Di sisi lain, Arief mengupas pengalamannya mengelola manajemen krisis. Pihaknya mengoptimalkan penggunaan 10 media sosial teratas untuk menetralisir tuduhan proyek pembangunan pabrik yang diduga merusak lingkungan. Tuduhan tersebut bergulir bak bola liar di media sosial, hingga suatu ketika akun Twitter Sekjen PBB Ban Ki-moon turut menanggapi isu tersebut. “Dari situ kita belajar bahwa isu yang marak di media soisal, jika dibiarkan dapat dianggap menjadi ‘kebenaran’ oleh khayalak”, katanya.

Bak pisau bermata dua, di sisi sebaliknya media sosial juga bisa berbahaya jika tidak dikelola dengan terencana.
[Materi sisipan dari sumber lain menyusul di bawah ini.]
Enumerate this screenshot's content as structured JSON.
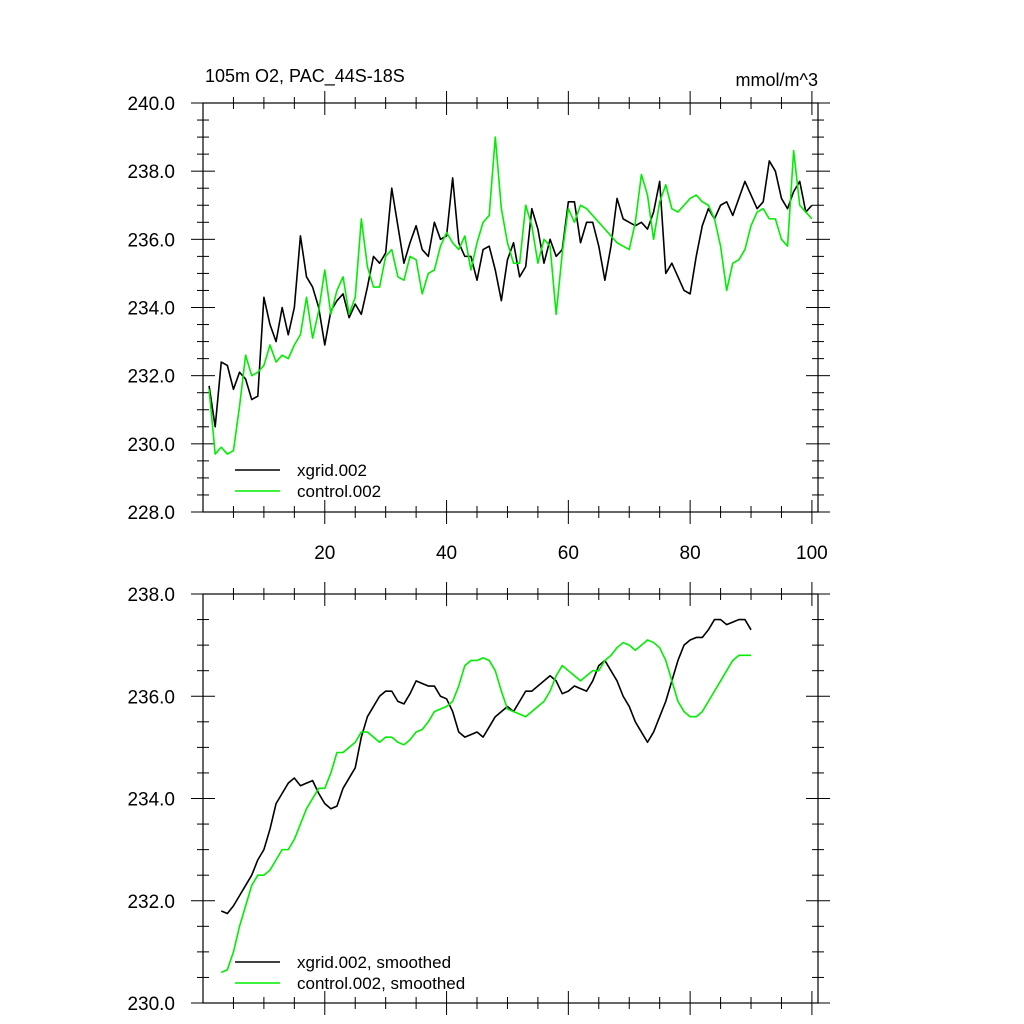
{
  "colors": {
    "xgrid": "#000000",
    "control": "#00ee00",
    "axis": "#000000",
    "background": "#ffffff"
  },
  "chart_data": [
    {
      "type": "line",
      "title": "105m O2, PAC_44S-18S",
      "units": "mmol/m^3",
      "xlim": [
        0,
        101
      ],
      "ylim": [
        228,
        240
      ],
      "x_start": 1,
      "x_tick_labels": [
        "20",
        "40",
        "60",
        "80",
        "100"
      ],
      "y_tick_labels": [
        "240.0",
        "238.0",
        "236.0",
        "234.0",
        "232.0",
        "230.0",
        "228.0"
      ],
      "legend_position": "lower-left",
      "series": [
        {
          "name": "xgrid.002",
          "color": "#000000",
          "values": [
            231.7,
            230.5,
            232.4,
            232.3,
            231.6,
            232.1,
            231.9,
            231.3,
            231.4,
            234.3,
            233.5,
            233.0,
            234.0,
            233.2,
            234.0,
            236.1,
            234.9,
            234.6,
            234.0,
            232.9,
            233.9,
            234.2,
            234.4,
            233.7,
            234.1,
            233.8,
            234.6,
            235.5,
            235.3,
            235.6,
            237.5,
            236.4,
            235.3,
            235.9,
            236.4,
            235.7,
            235.5,
            236.5,
            236.0,
            236.1,
            237.8,
            235.9,
            235.5,
            235.5,
            234.8,
            235.7,
            235.8,
            235.1,
            234.2,
            235.4,
            235.9,
            234.9,
            235.2,
            236.9,
            236.3,
            235.3,
            236.0,
            235.5,
            235.7,
            237.1,
            237.1,
            235.9,
            236.5,
            236.5,
            235.8,
            234.8,
            235.8,
            237.2,
            236.6,
            236.5,
            236.4,
            236.5,
            236.3,
            236.8,
            237.7,
            235.0,
            235.3,
            234.9,
            234.5,
            234.4,
            235.5,
            236.4,
            236.9,
            236.6,
            237.0,
            237.1,
            236.7,
            237.2,
            237.7,
            237.3,
            236.9,
            237.1,
            238.3,
            238.0,
            237.2,
            236.9,
            237.4,
            237.7,
            236.8,
            237.0
          ]
        },
        {
          "name": "control.002",
          "color": "#00ee00",
          "values": [
            231.6,
            229.7,
            229.9,
            229.7,
            229.8,
            231.1,
            232.6,
            232.0,
            232.1,
            232.3,
            232.9,
            232.4,
            232.6,
            232.5,
            232.9,
            233.2,
            234.3,
            233.1,
            233.9,
            235.1,
            233.8,
            234.5,
            234.9,
            233.8,
            234.3,
            236.6,
            235.2,
            234.6,
            234.6,
            235.5,
            235.7,
            234.9,
            234.8,
            235.5,
            235.4,
            234.4,
            235.0,
            235.1,
            235.8,
            236.2,
            235.9,
            235.7,
            236.1,
            235.1,
            235.9,
            236.5,
            236.7,
            239.0,
            236.9,
            235.9,
            235.3,
            235.3,
            237.0,
            236.4,
            235.3,
            236.0,
            235.8,
            233.8,
            235.6,
            236.9,
            236.5,
            237.0,
            236.9,
            236.7,
            236.5,
            236.3,
            236.1,
            235.9,
            235.8,
            235.7,
            236.5,
            237.9,
            237.3,
            236.0,
            237.1,
            237.6,
            236.9,
            236.8,
            237.0,
            237.2,
            237.3,
            237.1,
            237.0,
            236.6,
            235.8,
            234.5,
            235.3,
            235.4,
            235.7,
            236.4,
            236.8,
            236.9,
            236.6,
            236.6,
            236.0,
            235.8,
            238.6,
            237.0,
            236.8,
            236.6
          ]
        }
      ]
    },
    {
      "type": "line",
      "title": "",
      "xlim": [
        0,
        101
      ],
      "ylim": [
        230,
        238
      ],
      "x_start": 1,
      "y_tick_labels": [
        "238.0",
        "236.0",
        "234.0",
        "232.0",
        "230.0"
      ],
      "legend_position": "lower-left",
      "series": [
        {
          "name": "xgrid.002, smoothed",
          "color": "#000000",
          "start_index": 3,
          "values": [
            231.8,
            231.75,
            231.9,
            232.1,
            232.3,
            232.5,
            232.8,
            233.0,
            233.4,
            233.9,
            234.1,
            234.3,
            234.4,
            234.25,
            234.3,
            234.35,
            234.1,
            233.9,
            233.8,
            233.85,
            234.2,
            234.4,
            234.6,
            235.2,
            235.6,
            235.8,
            236.0,
            236.1,
            236.1,
            235.9,
            235.85,
            236.05,
            236.3,
            236.25,
            236.2,
            236.2,
            236.0,
            235.95,
            235.7,
            235.3,
            235.2,
            235.25,
            235.3,
            235.2,
            235.4,
            235.6,
            235.7,
            235.8,
            235.7,
            235.9,
            236.1,
            236.1,
            236.2,
            236.3,
            236.4,
            236.3,
            236.05,
            236.1,
            236.2,
            236.15,
            236.1,
            236.3,
            236.6,
            236.7,
            236.5,
            236.3,
            236.0,
            235.8,
            235.5,
            235.3,
            235.1,
            235.3,
            235.6,
            235.9,
            236.3,
            236.7,
            237.0,
            237.1,
            237.15,
            237.15,
            237.3,
            237.5,
            237.5,
            237.4,
            237.45,
            237.5,
            237.5,
            237.3
          ]
        },
        {
          "name": "control.002, smoothed",
          "color": "#00ee00",
          "start_index": 3,
          "values": [
            230.6,
            230.65,
            231.0,
            231.5,
            231.9,
            232.3,
            232.5,
            232.5,
            232.6,
            232.8,
            233.0,
            233.0,
            233.2,
            233.5,
            233.8,
            234.0,
            234.2,
            234.2,
            234.5,
            234.9,
            234.9,
            235.0,
            235.1,
            235.3,
            235.3,
            235.2,
            235.1,
            235.2,
            235.2,
            235.1,
            235.05,
            235.15,
            235.3,
            235.35,
            235.5,
            235.7,
            235.75,
            235.8,
            235.9,
            236.2,
            236.6,
            236.7,
            236.7,
            236.75,
            236.7,
            236.5,
            236.1,
            235.75,
            235.7,
            235.65,
            235.6,
            235.7,
            235.8,
            235.9,
            236.1,
            236.4,
            236.6,
            236.5,
            236.4,
            236.3,
            236.4,
            236.5,
            236.5,
            236.7,
            236.8,
            236.95,
            237.05,
            237.0,
            236.9,
            237.0,
            237.1,
            237.05,
            236.95,
            236.7,
            236.3,
            235.9,
            235.7,
            235.6,
            235.6,
            235.7,
            235.9,
            236.1,
            236.3,
            236.5,
            236.7,
            236.8,
            236.8,
            236.8
          ]
        }
      ]
    }
  ]
}
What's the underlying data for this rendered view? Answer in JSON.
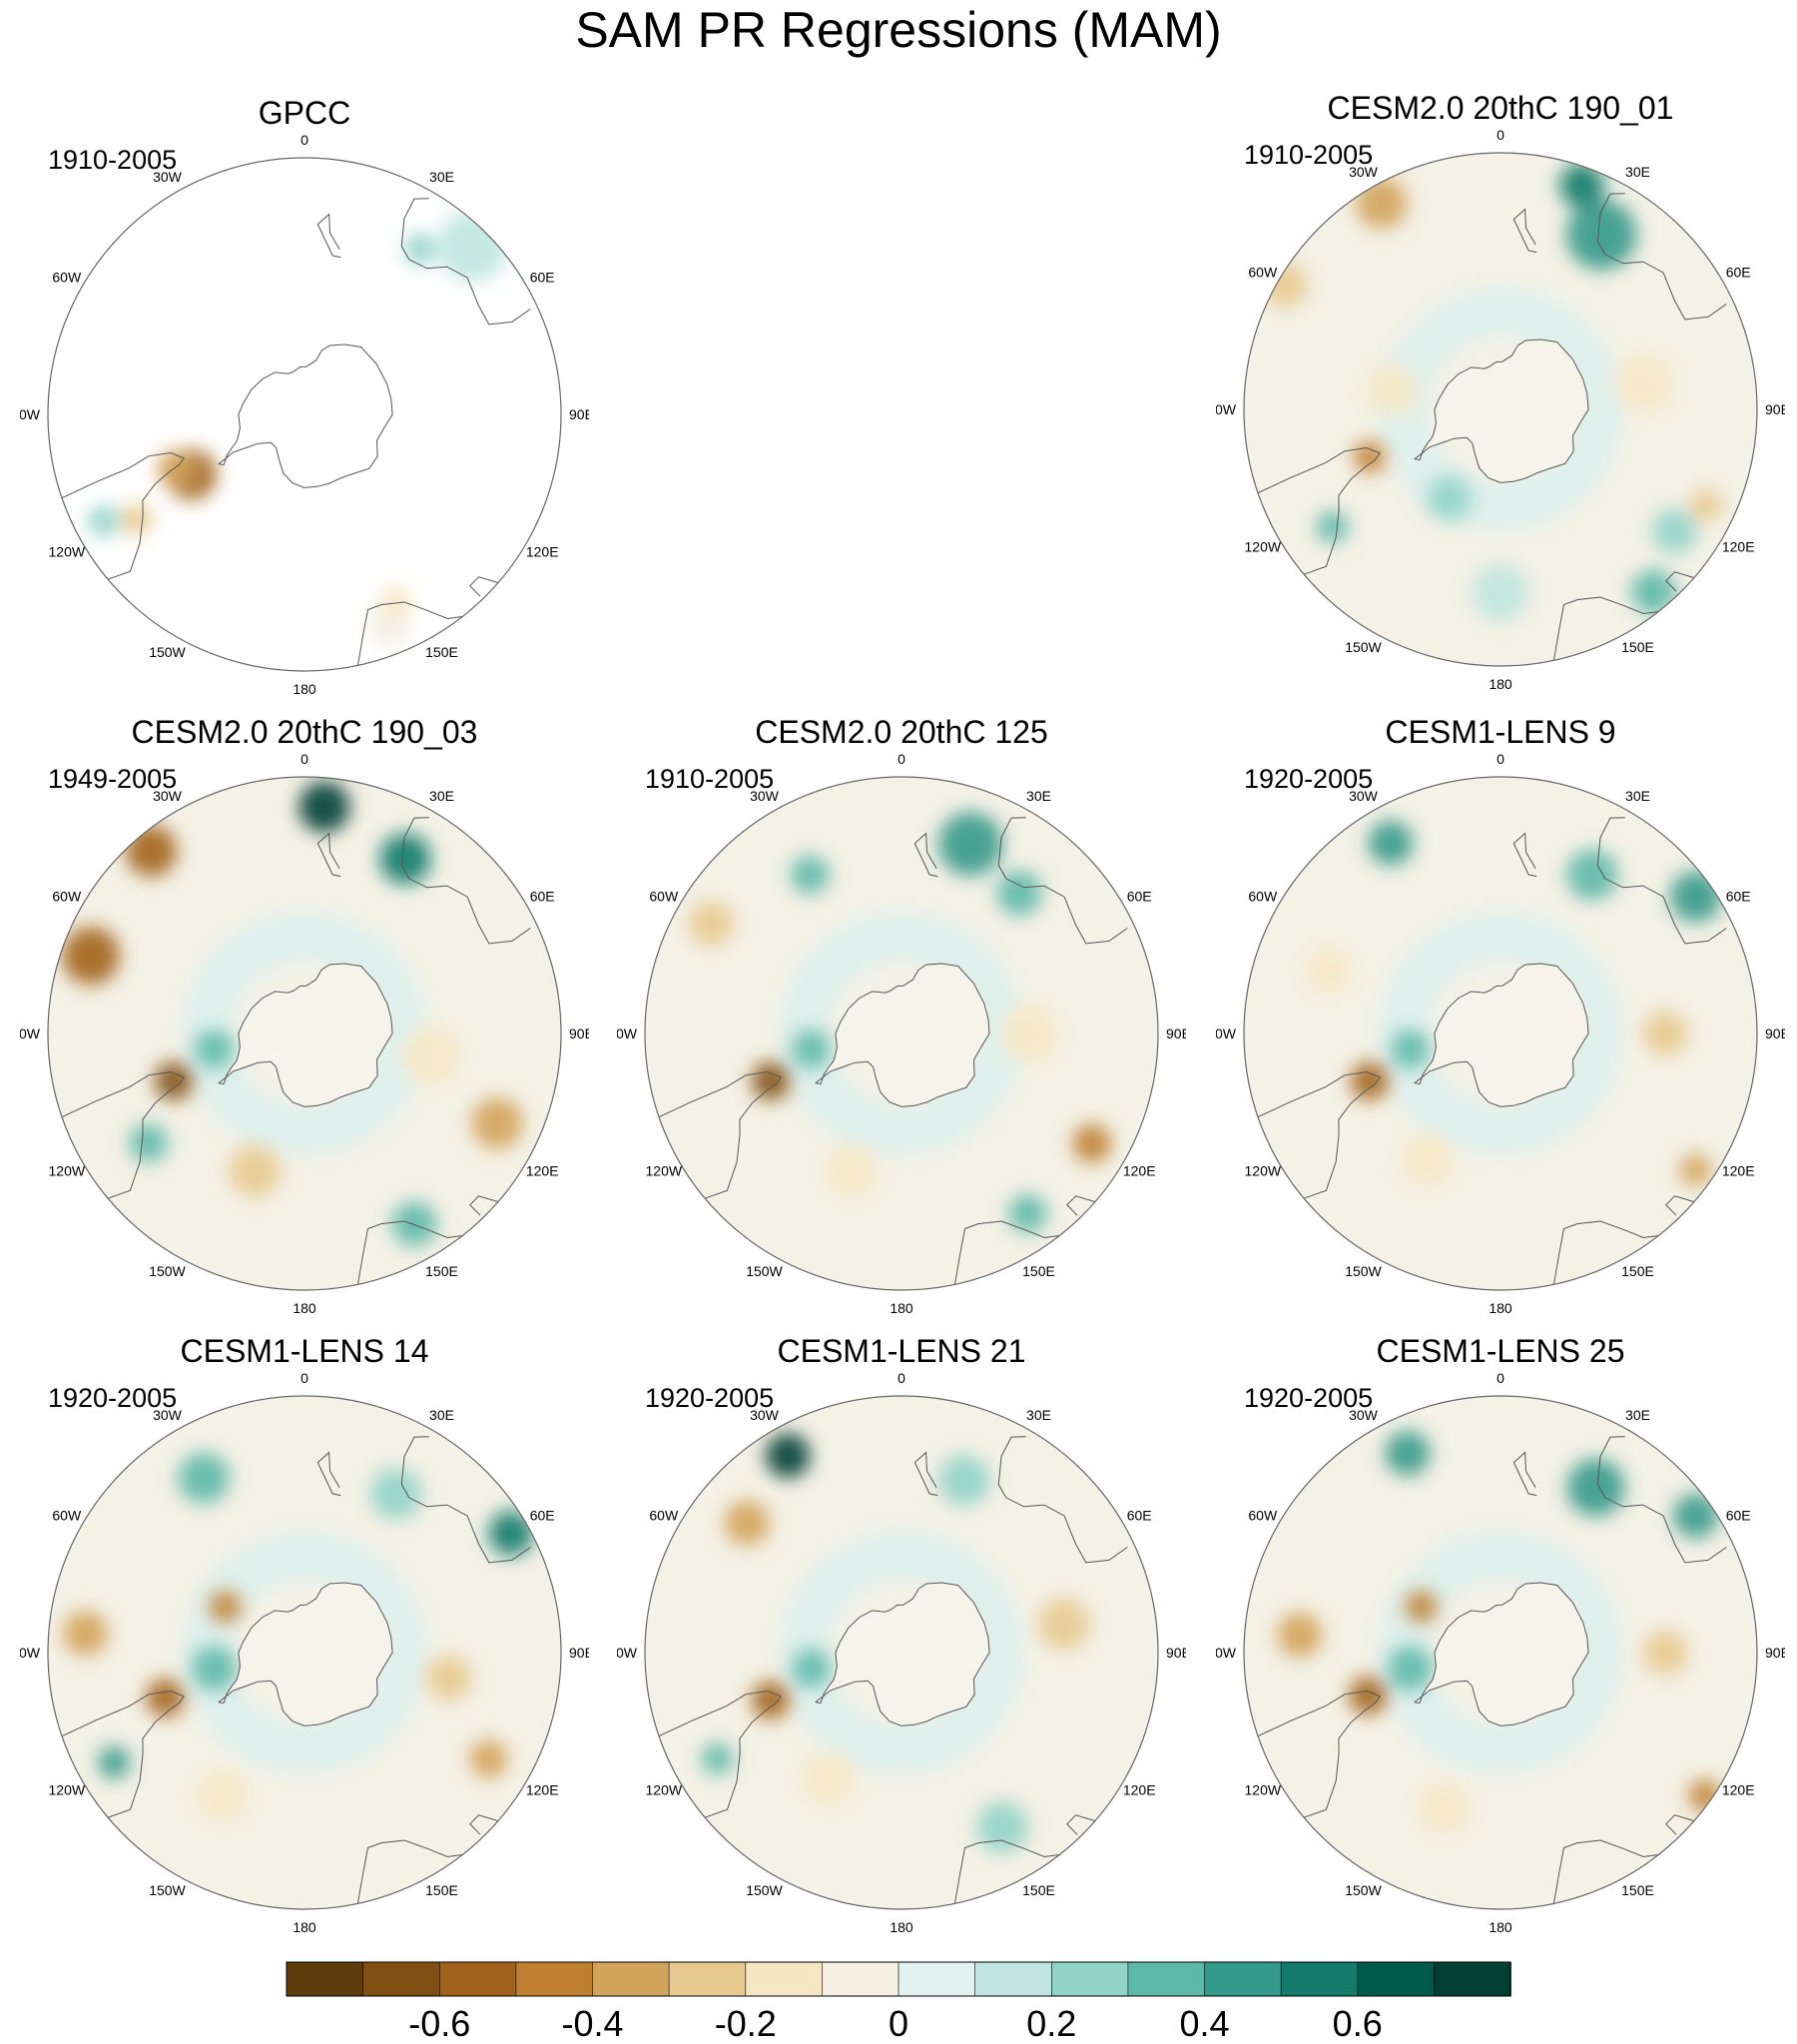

Arief menyampaikan tentang perlunya regulasi pengelolaan akun media sosial korporat demi mencegah dampak yang justru kontraproduktif. Kadang bisa menegangkan karena humas harus mengambil keputusan cepat di media sosial yang berhadapan dengan sisi birokrasi perusahaan. “Ada risiko jabatan di situ”, candanya disambut tawa hadirin.

“Padahal sebenarnya banyak fakta yang direkayasa sehingga humas perlu meluruskan. Tapi berita negatif (informasi bohong) tidak harus langsung direspon, tunggu momentum yang tepat untuk meluruskan kumpulan informasi yang salah”, ujarnya berbagi trik. Pria berkacamata itu juga membagi langkah lainnya untuk meluruskan berita negatif, yakni dengan mengundang buzzer/social media icon untuk berkunjung dalam kegiatan bertema Wisata Green Industry. “Mereka akan melihat sendiri proyek hijau perusahaan, seperti pembangunan embung di pabrik Tuban yang membantu peningkatan intensitas panen petani sekitar dan lokasi bekas pabrik di Gresik yang kini dimanfaatkan untuk Tempat Pembuangan Akhir berteknologi zero waste”, ceritanya. Akhirnya tak sedikit di antara aktivis media sosial tersebut yang kini menjadi komunitas yang pro dengan kampamye “Green Industry” yang diusung perusahaan.

Edi Priyanto membenarkan pentingnya komunitas bagi praktek public relations. “Ada program Pelindo III Youth Camp dengan anggota mahasiswa dan fresh graduates terpilih yang telah mengikuti lokakarya kepemimpinan dan pembekalan bidang kepelabuhanan. Mereka menjadi calon pemimpin generasinya yang paham dengan potensi bangsa maritim bersama Pelindo III”, jelasnya.

Selain itu sosial media juga dapat menjadi wahana untuk berkorespondensi cepat bersama audience di internet yang berjejaring dengan Pelindo III. “Contoh kasus pernah ada kasus penipuan bermodus rekrutmen pegawai yang dapat segera ditanggulangi karena ada laporan melalui Facebook”, cerita Edi. Peristiwa tersebut menggambarkan dengan apa yang disebut oleh Subiakto sebagai fenomena media today, they talk back to you. “Itulah mengapa penting untuk memahami bagaimana mengelola mereka yang merespon pembicaraan Anda (di sosial media). Untuk humas yang tidak memanfaatkan new media? Than you’re finished”, tegasnya.